Only in America, I thought. Surely no public body in Britain would be susceptible to such absurdity. Some of the NYC identities were obvious, some were silly, and some were genuinely perplexing. I particularly liked the option for lexicological pedants (“Transexual/Transsexual”).

What is HIJRA when it’s at home? It means someone in South Asia whose birth sex is male but who identifies as female or as neither male nor female. Alternatively, it can mean a eunuch.

What is Non-Op? Someone who has chosen not to undergo sex reassignment surgery. Presumably this would include those “chicks with dicks” who used to advertise their services in New York sex newspapers back in the 1990s.

Of all these various identities, I was particularly intrigued by Gender Gifted. Google offered no authoritative definition, but the online satirical Urban Dictionary came up with a primary definition of: “Man with a huge dick”, as in “I’m a grower not a shower. I’m gender gifted.” Which man wouldn’t choose that definition, I wonder? However, its more serious suggestion was the tertiary definition: “Gender Gifted refers to a person whose capacity for gender expressionexceeds the binary. It is a positive term and can be applied to anyone who enjoys challenging cis-gendered normatives, whether it be in frame of mind, in presentation, or as an ally to loved ones who challenge the binary gender divide.”

I can now disclose that something similar to this catalogue of absurdity has reached our own shores. The British Film Institute, which organises the London Film Festival, asked me a few questions when I recently applied for press accreditation. When it came to a question about gender, I was offered the following selection from a drop-down list:

  • Male
  • Female
  • I prefer to use my own term
  • Agender/Neither
  • Androgyne
  • Androgynous
  • Bigender
  • Female to Male/FTM
  • Male to Female/MTF
  • Gender Fluid
  • Gender Nonconforming
  • Gender Questioning
  • Gender Variant
  • Genderqueer/Nonbinary
  • Neutrois
  • Pangender
  • Transgender
  • Transfeminine
  • Transmasculine
  • Two-Spirit
  • Prefer not to say
  • Other term

What, no option for “Confused”?

Is some BFI bureaucrat trying to catch me out in an act of cultural appropriation?

So, the BFI recognises not 31 but a mere 22 gender identities. One wonders the purpose of such an exercise. Is the BFI performing a socially responsible role as a proxy census-taker? Is it simply trying to reach out to members of the press as a demonstration of empathetic customer service? Or perhaps there are quotas for the number of applicants for each specific identity. Surely all of these categories could be covered by a simple choice between male, female, and transgender/nonbinary? Whose job is it to read the answers and what practical actions will be taken as a result of acquiring this knowledge?

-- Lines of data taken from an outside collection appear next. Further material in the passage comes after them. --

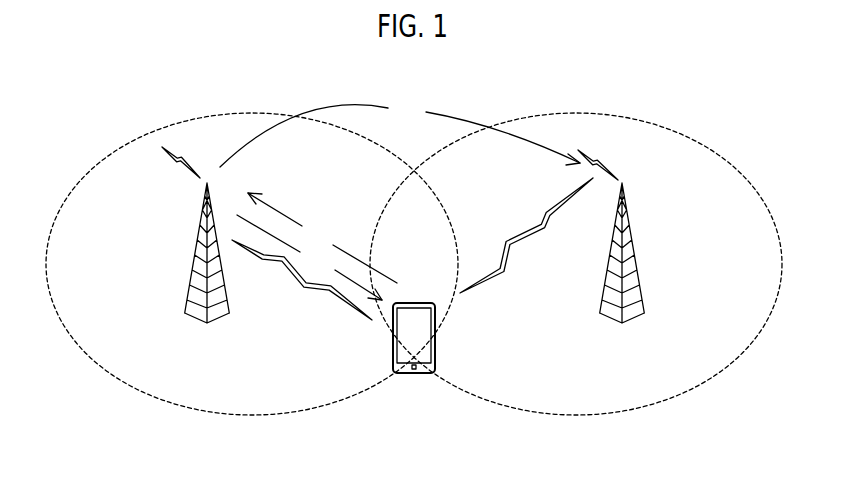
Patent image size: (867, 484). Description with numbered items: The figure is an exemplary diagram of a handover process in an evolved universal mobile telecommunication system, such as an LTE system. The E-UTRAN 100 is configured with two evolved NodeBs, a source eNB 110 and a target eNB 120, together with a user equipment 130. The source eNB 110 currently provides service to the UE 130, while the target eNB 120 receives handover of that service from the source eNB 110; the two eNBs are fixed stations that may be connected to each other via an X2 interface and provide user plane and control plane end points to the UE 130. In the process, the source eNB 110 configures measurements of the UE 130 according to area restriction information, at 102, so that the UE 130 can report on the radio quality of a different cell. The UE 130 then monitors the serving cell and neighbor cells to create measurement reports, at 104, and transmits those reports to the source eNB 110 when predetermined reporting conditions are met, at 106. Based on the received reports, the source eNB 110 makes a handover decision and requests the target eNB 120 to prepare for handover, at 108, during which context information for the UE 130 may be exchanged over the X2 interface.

The E-UMTS terrestrial radio access network (E-UTRAN) 100 is at (610, 84).
The measurement configuration step 102 is at (307, 267).
The cell monitoring step 104 is at (495, 238).
The measurement report transmission step 106 is at (322, 238).
The handover request step 108 is at (400, 133).
The source eNB 110 is at (193, 258).
The target eNB 120 is at (635, 258).
The user equipment (UE) 130 is at (437, 350).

Of course, it is all a nonsense. Without thinking, I rather sheepishly chose “Male” – sadly, there wasn’t an option for “Pale, White and Stale”, which is an appalling instance of exclusion, needless to say.

I was intrigued by “Neutrois”, which is “a non-binary gender identity which is often associated with a ‘neutral’ or ‘null’ gender. It may also be associated with genderlessness, and shares many similarities with agender – people who consider themselves neutrally gendered or genderless, but some may identify as both, while others may prefer one term or the other.”

“Pangender” means someone “whose gender identity is not limited to one gender and may encompass all genders at once” – which sounds rather burdensome.

And then there is “Two-Spirit”: “Two-Spirit (also two spirit or, occasionally, twospirited) is a modern, pan-Indian, umbrella term used by some Indigenous North Americans to describe Native people in their communities who fulfill a traditional third-gender (or other gender-variant) ceremonial and social role in their cultures.”

I wonder how many third-gender ceremonialists are living in London and are members of the arts press. I’ve always fancied being a bit of a shaman, so maybe now is the time for me to come out.

But is it a trick? Is some BFI bureaucrat trying to catch me out in an act of cultural appropriation? Never mind. Next year, I promise to choose “Two-Spirit” as my gender identity and see what happens.